Saat anak memasuki usia satu tahun ada kebahagiaan tersendiri yang dirasakan orang tua sebagai anugerah. Tak heran kalau ulang tahun pertama umumnya dirayakan secara meriah dengan penuh rasa syukur karena si kecil sudah melewati masa bayinya. Bersamaan dengan itu, kemampuan jelajah si kecil juga sudah meluas. Ia kini sudah bisa bergerak dengan merangkak atau berjalan ke mana pun dia mau. Padahal berdiri saja belum tegak benar dan kalau melangkah masih terlihat oleng.
Toh, meski sudah bolak-balik jatuh, si batita tetap saja ngotot melangkahkan kakinya untuk berjalan atau berlari tanpa mengenal takut. Sebaliknya, orang tua begitu khawatir buah hatinya akan terantuk atau terjatuh. Lalu dengan alasan melindungi, orang tua akan membatasi eksplorasinya. Pertanyaannya, apakah perlakuan orang tua yang seperti itu sudah tepat?
JATUH-BANGUN PERKAYA MEMORI

Agaknya perlu disimak pendapat psikolog dari RSAB Harapan Kita, Dra. M Louise M.M. Psi. Ia menegaskan, kegagalan atau jatuh-bangun dalam proses belajar merupakan hal yang biasa. Dulu selagi kita belajar naik sepeda, contohnya, siapa sih yang tidak terluka karena jatuh? Begitu juga saat kita tengah belajar berjalan. Coba saja tanyakan ke orang tua kita berapa puluh kali dulu kita jatuh bangun saat itu. Jadi benar kata pepatah, Kalau ingin berhasil ya harus berani gagal dulu.

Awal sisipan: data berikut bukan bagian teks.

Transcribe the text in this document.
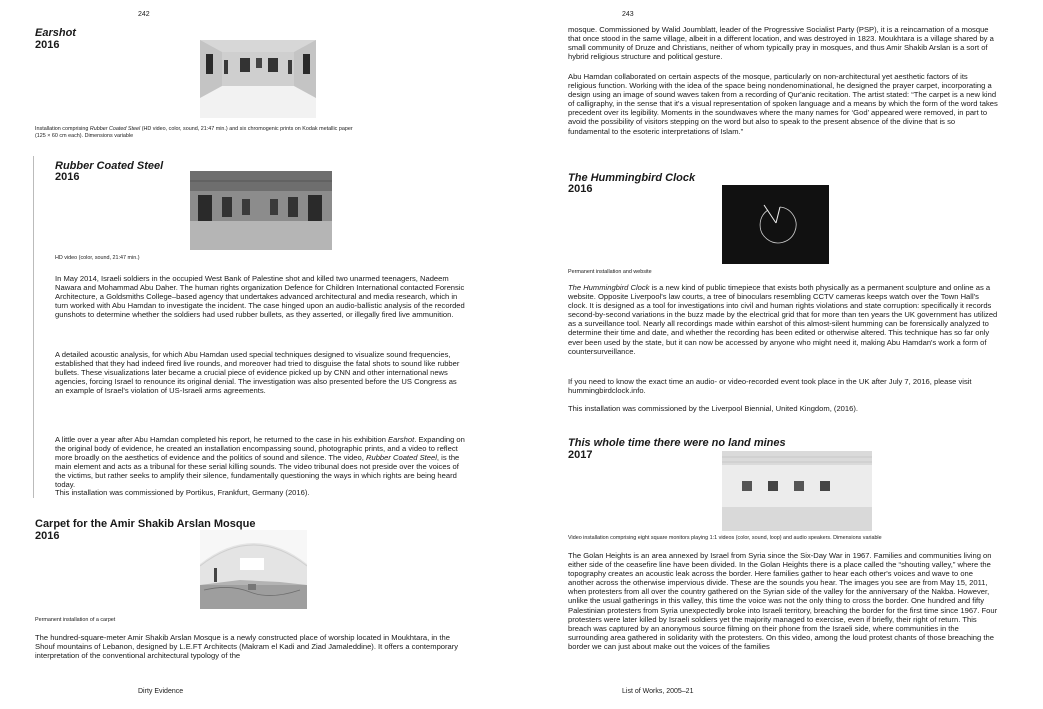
242
Earshot
2016
Installation comprising Rubber Coated Steel (HD video, color, sound, 21:47 min.) and six chromogenic prints on Kodak metallic paper
(125 × 60 cm each). Dimensions variable
Rubber Coated Steel
2016
HD video (color, sound, 21:47 min.)
In May 2014, Israeli soldiers in the occupied West Bank of Palestine shot and killed two unarmed teenagers, Nadeem Nawara and Mohammad Abu Daher. The human rights organization Defence for Children International contacted Forensic Architecture, a Goldsmiths College–based agency that undertakes advanced architectural and media research, which in turn worked with Abu Hamdan to investigate the incident. The case hinged upon an audio-ballistic analysis of the recorded gunshots to determine whether the soldiers had used rubber bullets, as they asserted, or illegally fired live ammunition.
A detailed acoustic analysis, for which Abu Hamdan used special techniques designed to visualize sound frequencies, established that they had indeed fired live rounds, and moreover had tried to disguise the fatal shots to sound like rubber bullets. These visualizations later became a crucial piece of evidence picked up by CNN and other international news agencies, forcing Israel to renounce its original denial. The investigation was also presented before the US Congress as an example of Israel's violation of US-Israeli arms agreements.
A little over a year after Abu Hamdan completed his report, he returned to the case in his exhibition Earshot. Expanding on the original body of evidence, he created an installation encompassing sound, photographic prints, and a video to reflect more broadly on the aesthetics of evidence and the politics of sound and silence. The video, Rubber Coated Steel, is the main element and acts as a tribunal for these serial killing sounds. The video tribunal does not preside over the voices of the victims, but rather seeks to amplify their silence, fundamentally questioning the ways in which rights are being heard today.
This installation was commissioned by Portikus, Frankfurt, Germany (2016).
Carpet for the Amir Shakib Arslan Mosque
2016
Permanent installation of a carpet
The hundred-square-meter Amir Shakib Arslan Mosque is a newly constructed place of worship located in Moukhtara, in the Shouf mountains of Lebanon, designed by L.E.FT Architects (Makram el Kadi and Ziad Jamaleddine). It offers a contemporary interpretation of the conventional architectural typology of the
Dirty Evidence
243
mosque. Commissioned by Walid Joumblatt, leader of the Progressive Socialist Party (PSP), it is a reincarnation of a mosque that once stood in the same village, albeit in a different location, and was destroyed in 1823. Moukhtara is a village shared by a small community of Druze and Christians, neither of whom typically pray in mosques, and thus Amir Shakib Arslan is a sort of hybrid religious structure and political gesture.
Abu Hamdan collaborated on certain aspects of the mosque, particularly on non-architectural yet aesthetic factors of its religious function. Working with the idea of the space being nondenominational, he designed the prayer carpet, incorporating a design using an image of sound waves taken from a recording of Qur'anic recitation. The artist stated: “The carpet is a new kind of calligraphy, in the sense that it's a visual representation of spoken language and a means by which the form of the word takes precedent over its legibility. Moments in the soundwaves where the many names for ‘God’ appeared were removed, in part to avoid the possibility of visitors stepping on the word but also to speak to the present absence of the divine that is so fundamental to the esoteric interpretations of Islam.”
The Hummingbird Clock
2016
Permanent installation and website
The Hummingbird Clock is a new kind of public timepiece that exists both physically as a permanent sculpture and online as a website. Opposite Liverpool's law courts, a tree of binoculars resembling CCTV cameras keeps watch over the Town Hall's clock. It is designed as a tool for investigations into civil and human rights violations and state corruption: specifically it records second-by-second variations in the buzz made by the electrical grid that for more than ten years the UK government has utilized as a surveillance tool. Nearly all recordings made within earshot of this almost-silent humming can be forensically analyzed to determine their time and date, and whether the recording has been edited or otherwise altered. This technique has so far only ever been used by the state, but it can now be accessed by anyone who might need it, making Abu Hamdan's work a form of countersurveillance.
If you need to know the exact time an audio- or video-recorded event took place in the UK after July 7, 2016, please visit hummingbirdclock.info.
This installation was commissioned by the Liverpool Biennial, United Kingdom, (2016).
This whole time there were no land mines
2017
Video installation comprising eight square monitors playing 1:1 videos (color, sound, loop) and audio speakers. Dimensions variable
The Golan Heights is an area annexed by Israel from Syria since the Six-Day War in 1967. Families and communities living on either side of the ceasefire line have been divided. In the Golan Heights there is a place called the “shouting valley,” where the topography creates an acoustic leak across the border. Here families gather to hear each other's voices and wave to one another across the otherwise impervious divide. These are the sounds you hear. The images you see are from May 15, 2011, when protesters from all over the country gathered on the Syrian side of the valley for the anniversary of the Nakba. However, unlike the usual gatherings in this valley, this time the voice was not the only thing to cross the border. One hundred and fifty Palestinian protesters from Syria unexpectedly broke into Israeli territory, breaching the border for the first time since 1967. Four protesters were later killed by Israeli soldiers yet the majority managed to exercise, even if briefly, their right of return. This breach was captured by an anonymous source filming on their phone from the Israeli side, where communities in the surrounding area gathered in solidarity with the protesters. On this video, among the loud protest chants of those breaching the border we can just about make out the voices of the families
List of Works, 2005–21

Bukankah ketika anak terjatuh, ia akan merasa makin tertantang dan berintrospeksi. Oh ternyata sakit dan enggak enak ya kalau jatuh. Momen inilah yang bisa dijadikan anak untuk berintrospeksi, tentunya setelah diarahkan orang tua. Cantohnya, Oh, kata mama aku jatuh karena terpeleset di lantai yang licin. Mama bilang kalau jalan aku harus hati-hati.

Dari pengalaman semacam itu anak akan belajar, Aku enggak mau lagi jatuh. Soalnya, jatuh itu sakit. Begitu ia mendapat pengalaman dan belajar darinya, saat menghadapi jalan licin, memori mengenai pengalaman tak enak tadi akan muncul sebagai data, Jalan ini licin. Aku harus pegangan dan hati-hati supaya enggak jatuh lagi. Nah, refleks semacam ini jika muncul terus-menerus akan terakumulasi sebagai suatu bentuk keterampilan yang membuat anak siaga.

Tentu saja bukan berarti setelah itu anak langsung lancar jalannya. Setiap kali menghadapi rintangan atau situasi baru yang datanya belum terekam, bukan tidak mungkin ia jatuh lagi. Terutama kalau ia belum mampu mengerem kecepatan langkahnya atau berbalik arah secara mulus.

Kemungkinan lain, anak terjatuh karena tak mampu menahan keseimbangan tubuhnya saat melangkah di atas permukaan yang tidak rata. Itulah sebabnya, tandas Lusi, Makin kaya pengalaman yang didapat, kian banyak proses pembelajaran dan data yang diperoleh anak sebagai bekalnya untuk bisa berjalan normal seperti orang dewasa.

Ia menambahkan, data yang akan memperkaya memori anak bisa diberikan orang tua dalam bentuk trik yang dipraktekkan, jadi bukan hanya lewat pengalaman terjatuh. Caranya, sering-seringlah mengajak batita belajar berjalan. Namun ketika melewati jalan yang berpeluang menyebabkan anak jatuh, orang tua sebaiknya langsung memberikan masukan. Misalnya, Hati-hati ya Sayang, jalannya menanjak nih. Kamu mesti jalan pelan-pelan sambil pegangan.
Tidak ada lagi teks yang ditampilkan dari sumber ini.